In einer aktuellen Folge des Money Metals Podcast sprach Gastgeber Mike Maharrey mit Michael DiRienzo, Präsident und CEO des Silver Institute, um die wichtigsten Erkenntnisse aus dem World Silver Survey 2025 aufzuschlüsseln und die Kräfte zu untersuchen, die den globalen Silbermarkt umgestalten.
(Das Interview beginnt etwa bei Minute 6:26)
Der globale Fußabdruck des Silver Institute
Das Silver Institute wurde 1971 gegründet und hat seinen Hauptsitz in Washington D.C. Obwohl das Institut sowohl personell als auch finanziell kleiner ist als Organisationen wie das World Gold Council, spielt es nach wie vor eine überragende Rolle in der Marktforschung und der Interessenvertretung für Silber.

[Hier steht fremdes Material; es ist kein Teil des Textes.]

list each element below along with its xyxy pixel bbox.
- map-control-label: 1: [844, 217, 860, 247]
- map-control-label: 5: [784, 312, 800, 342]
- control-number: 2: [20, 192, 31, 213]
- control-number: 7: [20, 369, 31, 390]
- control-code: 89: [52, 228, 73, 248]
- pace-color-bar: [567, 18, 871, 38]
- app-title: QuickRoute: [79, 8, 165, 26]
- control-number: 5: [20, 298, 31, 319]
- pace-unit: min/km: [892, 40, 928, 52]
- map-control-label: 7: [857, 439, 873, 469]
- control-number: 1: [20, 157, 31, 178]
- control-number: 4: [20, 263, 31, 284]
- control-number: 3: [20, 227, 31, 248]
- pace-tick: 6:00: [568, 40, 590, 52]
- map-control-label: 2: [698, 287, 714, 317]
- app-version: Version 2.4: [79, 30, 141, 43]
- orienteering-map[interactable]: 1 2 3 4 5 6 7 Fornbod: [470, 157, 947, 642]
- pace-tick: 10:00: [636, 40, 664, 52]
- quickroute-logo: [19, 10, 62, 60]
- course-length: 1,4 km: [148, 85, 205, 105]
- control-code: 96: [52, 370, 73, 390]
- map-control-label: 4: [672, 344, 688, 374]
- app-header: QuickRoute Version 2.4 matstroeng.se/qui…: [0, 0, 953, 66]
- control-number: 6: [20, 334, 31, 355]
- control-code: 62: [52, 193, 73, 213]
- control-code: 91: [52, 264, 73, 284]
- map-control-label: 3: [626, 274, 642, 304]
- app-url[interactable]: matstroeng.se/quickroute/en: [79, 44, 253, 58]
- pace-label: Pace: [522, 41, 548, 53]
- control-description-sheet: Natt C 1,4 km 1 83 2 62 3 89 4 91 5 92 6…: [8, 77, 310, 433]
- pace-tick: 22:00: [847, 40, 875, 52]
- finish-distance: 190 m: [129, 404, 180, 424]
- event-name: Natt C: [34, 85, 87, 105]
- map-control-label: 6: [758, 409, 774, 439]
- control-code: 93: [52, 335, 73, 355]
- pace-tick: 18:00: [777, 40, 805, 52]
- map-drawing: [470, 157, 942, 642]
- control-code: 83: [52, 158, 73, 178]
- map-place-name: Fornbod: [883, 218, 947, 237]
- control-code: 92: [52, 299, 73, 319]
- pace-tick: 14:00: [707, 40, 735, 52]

Zu seinen Mitgliedern zählen große Silberminen, Raffinerien und industrielle Nutzer. Die Aufgabe des Instituts besteht darin, Silber durch Datenveröffentlichungen, politisches Engagement und Aufklärungsarbeit zu fördern.
Nach Angaben von DiRienzo ist das Institut weltweit aktiv, unter anderem mit jüngsten Initiativen in China, Indien, Peru und Mexiko. Es nimmt regelmäßig an globalen Konferenzen teil und wird demnächst auf der Asia Pacific Precious Metals Conference in Singapur und der LBMA-Veranstaltung im Oktober vertreten sein.
Zu den Forschungsergebnissen des Instituts für das Jahr 2024 gehören ein Bericht über die oberirdischen Silbervorräte und bevorstehende Studien über Silber in Batterien und die Dynamik des Edelmetallmarktes. Das Institut bleibt auch in den sozialen Medien aktiv und bietet einen zweimonatlichen Newsletter an, um die Interessengruppen auf dem Laufenden zu halten.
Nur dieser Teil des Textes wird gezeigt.